In a file photo, dogs fill the cages of the St. Joseph Animal Control and Rescue shelter.

The only thing missing from the St. Joseph City Council’s animal control work session was the sound of Sarah McLachlan singing softly in the background.

You know those commercials, that ones that show dogs and cats with bandages and mournful faces while the singer intones, “I will be there for you.”

Quick, turn the channel. We can’t take it anymore! Brian Myers, we assume, can’t either.

An ability to love and care for animals reflects strongly on a person’s overall character. Myers, the city councilman who once went on the News-Press NOW morning show and offered to pay the fees for anyone who adopted the pet of the week, passes this test in spades. Even Richard Nixon, early in his political career, referenced a cocker spaniel named Checkers to get out of political hot water involving the acceptance of personal gifts.

But let’s be careful here. A soft heart or a love of animals doesn’t always equate to sensible public policy. Just look how it all ended for Nixon.

Myers called the council work session after a video surfaced that appeared to show several dogs killing a puppy in one St. Joseph neighborhood. This video was shared enough that it earned “viral” status, as if that modifier automatically confers greater news value or need for investigation.

The work session was described as an opportunity to review animal control laws in the wake of the video. What ensued was absolutely cringe-worthy.

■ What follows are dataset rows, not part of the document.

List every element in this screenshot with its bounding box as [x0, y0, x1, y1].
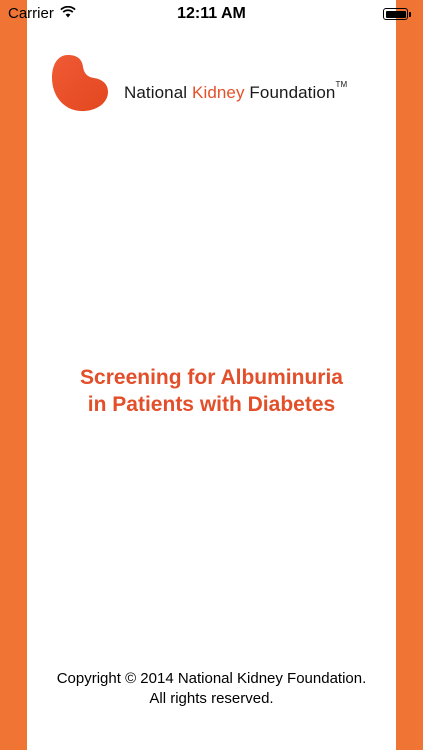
- nkf-logo: National Kidney FoundationTM: [50, 52, 390, 122]
- splash-screen: Carrier 12:11 AM National Kidney Foundat…: [0, 0, 423, 750]
- right-accent-bar: [396, 0, 423, 750]
- logo-word-foundation: Foundation: [244, 83, 336, 102]
- battery-full-icon: [383, 8, 413, 22]
- copyright-notice: Copyright © 2014 National Kidney Foundat…: [27, 669, 396, 709]
- app-title-line1: Screening for Albuminuria: [80, 366, 343, 389]
- status-time: 12:11 AM: [177, 5, 246, 22]
- status-bar: Carrier 12:11 AM: [0, 0, 423, 30]
- logo-word-kidney: Kidney: [192, 83, 245, 102]
- copyright-line1: Copyright © 2014 National Kidney Foundat…: [56, 670, 367, 687]
- logo-wordmark: National Kidney FoundationTM: [124, 80, 348, 103]
- app-title: Screening for Albuminuria in Patients wi…: [27, 364, 396, 418]
- logo-word-national: National: [124, 83, 192, 102]
- copyright-line2: All rights reserved.: [149, 690, 274, 707]
- app-title-line2: in Patients with Diabetes: [87, 393, 336, 416]
- left-accent-bar: [0, 0, 27, 750]
- kidney-logo-icon: [50, 52, 110, 119]
- trademark-mark: TM: [335, 80, 348, 89]
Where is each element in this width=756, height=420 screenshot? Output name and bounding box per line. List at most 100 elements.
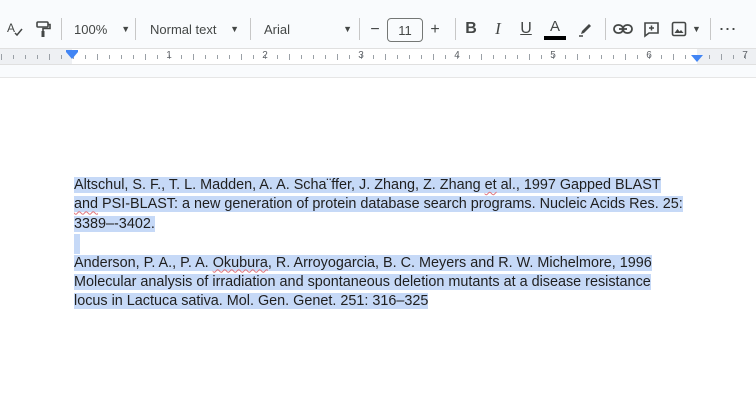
ruler-tick: [133, 55, 134, 59]
document-body[interactable]: Altschul, S. F., T. L. Madden, A. A. Sch…: [74, 176, 714, 312]
text-line: locus in Lactuca sativa. Mol. Gen. Genet…: [74, 292, 714, 311]
right-indent-marker[interactable]: [691, 55, 703, 62]
text-line: Molecular analysis of irradiation and sp…: [74, 273, 714, 292]
text-color-icon: A: [549, 18, 560, 35]
spelling-error[interactable]: et: [485, 177, 497, 193]
decrease-font-size-button[interactable]: −: [363, 17, 387, 43]
highlight-icon[interactable]: [575, 14, 597, 44]
ruler-tick: [97, 54, 98, 60]
chevron-down-icon: ▼: [692, 24, 701, 34]
ruler-tick: [313, 55, 314, 59]
comment-icon[interactable]: [640, 14, 662, 44]
ruler-tick: [469, 55, 470, 59]
ruler-tick: [397, 55, 398, 59]
bold-button[interactable]: B: [460, 14, 482, 44]
ruler-tick: [421, 55, 422, 59]
ruler-tick: [685, 55, 686, 59]
italic-button[interactable]: I: [487, 14, 509, 44]
underline-button[interactable]: U: [515, 14, 537, 44]
ruler-tick: [541, 55, 542, 59]
text-run: PSI-BLAST: a new generation of protein d…: [98, 196, 683, 213]
ruler-number: 6: [646, 50, 652, 61]
spelling-error[interactable]: Okubura: [213, 255, 268, 271]
toolbar-separator: [710, 18, 711, 40]
ruler-tick: [589, 55, 590, 59]
ruler-tick: [505, 55, 506, 59]
insert-image-icon[interactable]: ▼: [668, 14, 704, 44]
ruler-tick: [637, 55, 638, 59]
ruler-tick: [241, 54, 242, 60]
increase-font-size-button[interactable]: +: [423, 17, 447, 43]
ruler-tick: [373, 55, 374, 59]
svg-text:A: A: [7, 21, 15, 35]
ruler-tick: [721, 54, 722, 60]
reference-paragraph[interactable]: Altschul, S. F., T. L. Madden, A. A. Sch…: [74, 176, 714, 234]
ruler-tick: [217, 55, 218, 59]
ruler-tick: [673, 54, 674, 60]
paragraph-style-dropdown[interactable]: Normal text ▼: [140, 14, 245, 44]
text-color-swatch: [544, 36, 566, 40]
ruler-tick: [61, 55, 62, 59]
ruler-tick: [301, 55, 302, 59]
ruler-number: 7: [742, 50, 748, 61]
toolbar-separator: [455, 18, 456, 40]
ruler-tick: [409, 55, 410, 59]
ruler[interactable]: 1 2 3 4 5 6 7: [0, 48, 756, 65]
text-line: Anderson, P. A., P. A. Okubura, R. Arroy…: [74, 254, 714, 273]
spellcheck-icon[interactable]: A: [4, 14, 26, 44]
toolbar-separator: [605, 18, 606, 40]
ruler-tick: [709, 55, 710, 59]
font-size-control: − 11 +: [363, 17, 451, 43]
toolbar: A 100% ▼ Normal text ▼ Arial ▼ − 11 + B …: [0, 0, 756, 47]
ruler-tick: [49, 54, 50, 60]
ruler-tick: [433, 54, 434, 60]
ruler-tick: [229, 55, 230, 59]
text-line: Altschul, S. F., T. L. Madden, A. A. Sch…: [74, 176, 714, 195]
ruler-tick: [613, 55, 614, 59]
ruler-tick: [493, 55, 494, 59]
toolbar-separator: [359, 18, 360, 40]
reference-paragraph[interactable]: Anderson, P. A., P. A. Okubura, R. Arroy…: [74, 254, 714, 312]
spelling-error[interactable]: and: [74, 196, 98, 212]
ruler-tick: [289, 54, 290, 60]
ruler-tick: [37, 55, 38, 59]
ruler-tick: [145, 54, 146, 60]
font-value: Arial: [264, 21, 291, 37]
left-indent-marker[interactable]: [66, 52, 78, 59]
ruler-tick: [565, 55, 566, 59]
text-run: , R. Arroyogarcia, B. C. Meyers and R. W…: [267, 254, 652, 271]
ruler-tick: [13, 55, 14, 59]
font-size-input[interactable]: 11: [387, 18, 423, 42]
ruler-tick: [385, 54, 386, 60]
chevron-down-icon: ▼: [343, 24, 352, 34]
ruler-tick: [325, 55, 326, 59]
ruler-number: 2: [262, 50, 268, 61]
ruler-tick: [193, 54, 194, 60]
ruler-tick: [85, 55, 86, 59]
paint-format-icon[interactable]: [32, 14, 54, 44]
zoom-dropdown[interactable]: 100% ▼: [64, 14, 130, 44]
toolbar-separator: [61, 18, 62, 40]
ruler-tick: [625, 54, 626, 60]
toolbar-separator: [135, 18, 136, 40]
chevron-down-icon: ▼: [230, 24, 239, 34]
ruler-tick: [121, 55, 122, 59]
ruler-tick: [337, 54, 338, 60]
font-dropdown[interactable]: Arial ▼: [254, 14, 358, 44]
ruler-number: 1: [166, 50, 172, 61]
ruler-number: 4: [454, 50, 460, 61]
ruler-tick: [445, 55, 446, 59]
selection-mark: [74, 234, 80, 254]
text-color-button[interactable]: A: [543, 14, 567, 44]
ruler-tick: [205, 55, 206, 59]
more-icon[interactable]: ⋯: [717, 14, 739, 44]
ruler-tick: [601, 55, 602, 59]
text-run: locus in Lactuca sativa. Mol. Gen. Genet…: [74, 293, 429, 310]
ruler-tick: [157, 55, 158, 59]
link-icon[interactable]: [612, 14, 634, 44]
ruler-tick: [109, 55, 110, 59]
ruler-tick: [661, 55, 662, 59]
ruler-tick: [277, 55, 278, 59]
ruler-tick: [529, 54, 530, 60]
text-run: al., 1997 Gapped BLAST: [496, 177, 661, 193]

The city’s animal control officials said the video prompted exaggerated reports online. The dogs may have attacked an animal that was already dead. The crowd that gathered at the scene became emotional and threw cinder blocks, which may have inflamed the pack of dogs.

Myers took issue with the dogs’ owner getting a light punishment for licensing violations, but then the councilman acknowledges he doesn’t have all the facts. Maybe some of that compassion for our four-legged friends should extend to the human species.

There was even a call to do something about feral cats, which weren’t involved in the dead puppy attack, but they might lurk insidiously in the background, like Ukraine.

At some point, there was talk of limits to the number of dogs or cats a person can have in the city. This could have an impact on animal welfare, but there was no consensus on this issue.

We’re left with no idea what, if anything, the city needs to do to bolster animal welfare. The only takeaway might be that an online video inflames passions, but it shouldn’t serve as a basis for broader council action.

Our advice is to go home, pet your dogs and cats and maybe cue up a little Sarah McLachlan on the CD player. We just can’t take it anymore.